In the first, the Press's Executive Editor, Mike Rossner, discusses the practice of bundling large numbers of journals by the mega scientific publishers, and the effects on university libraries. Unsurprisingly, the current economic climate is affecting not just newspapers (do you hear that Boston Globe? That...is the sound of inevitability), but will have big impacts on science publishing. And that doesn't even take into account moves towards Open Access. Check it out here.
Here's one very interesting tidbit from the editorial:
"The Rockefeller University library subscribes to bundles of online journals from several megapublishers. For one of the bundles, the top 10% of journals garner over 85% of the hits to the bundle from users at the University. Over 40% of the journals in the bundle had no hits at all from the University in 2008!"In the second editorial, from the May issue of JGP, Editor Edward Pugh takes on one of my personal hobby horses: Supplementary Data.

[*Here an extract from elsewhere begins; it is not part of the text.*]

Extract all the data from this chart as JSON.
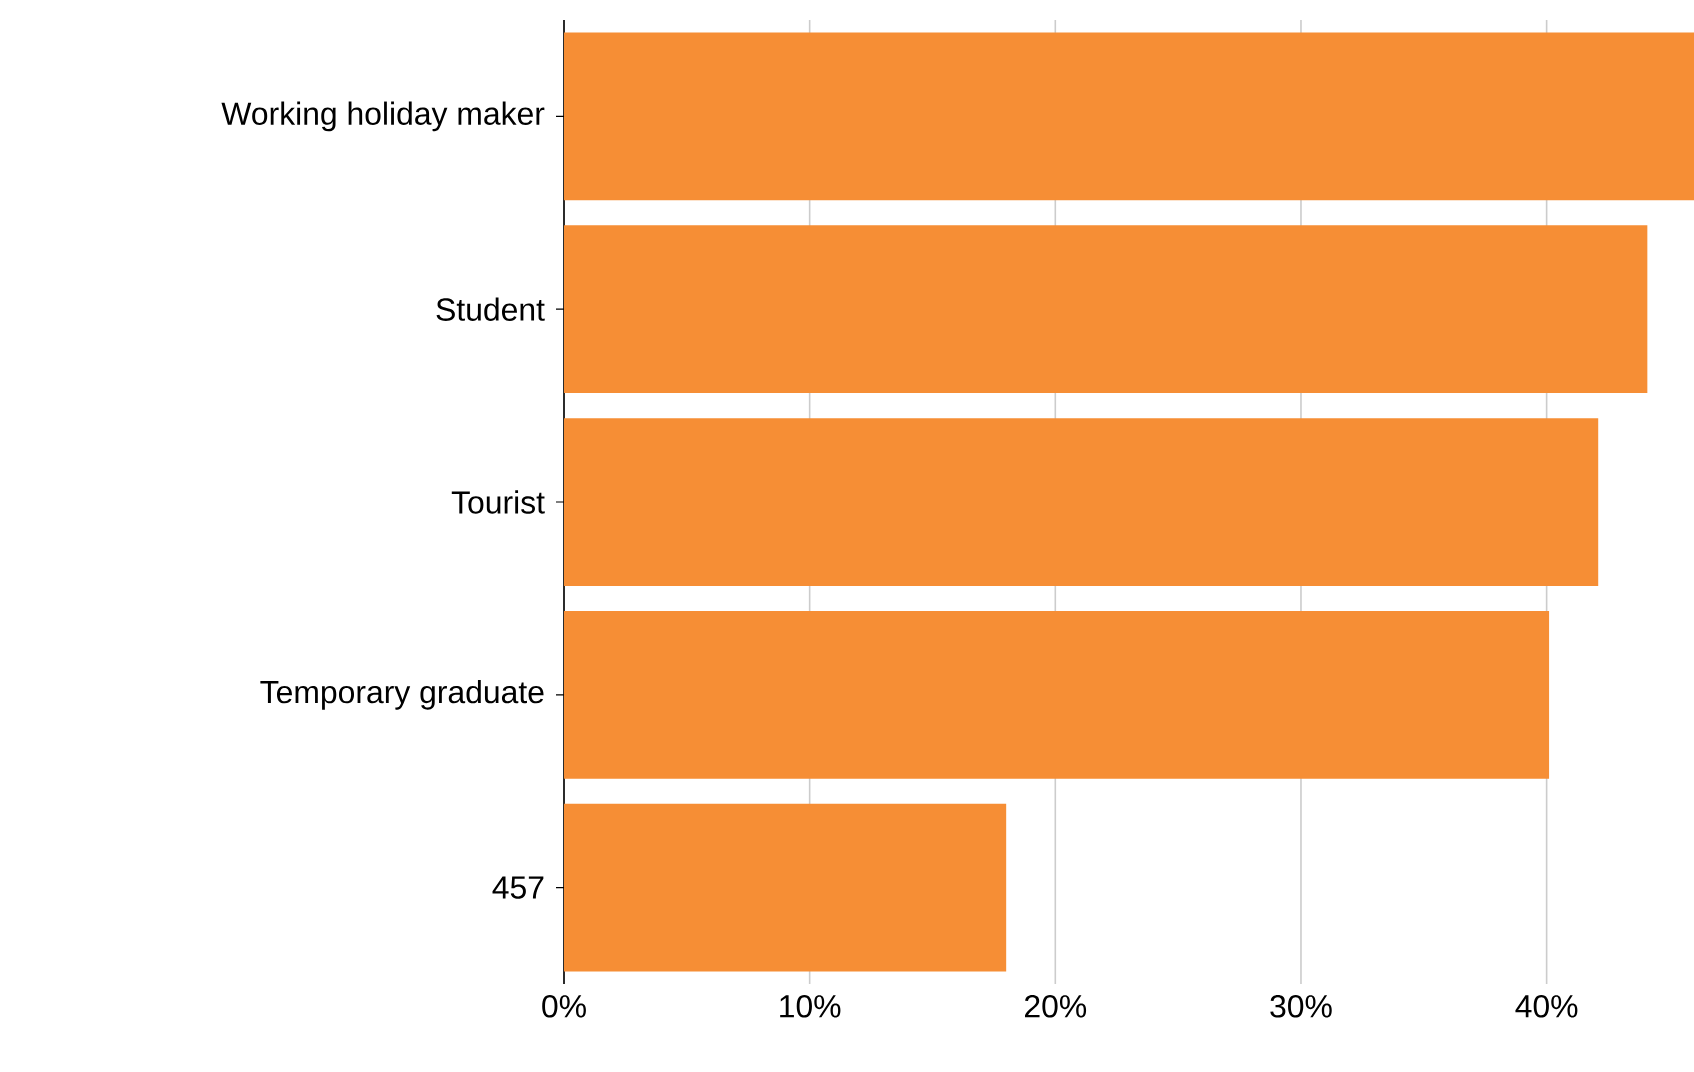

Now in principle there's nothing wrong with Supplementary data; it's just currently there seem to be few standards about how they should be dealt with, both in review and archiving. Pugh clearly sets out at least JGP's position on them:
"Several pressures now call for a review of policy on Supplemental Material. One pressure comes from the growing use of such material by other journals as an omnibus substitute for publishing scientific material. Increasingly, methods, theory, and even primary results are offloaded to supplements. As a community, we need to question such practices, asking whether they are dictated by the goals of science or by financial expediency, and inquire as to the short- and long-term consequences of such practices for science."So go check that out too. Oh, and while you're there, check out a modest little paper by Blair, Kaczmarek and Clapham. All 14 figures of it that is!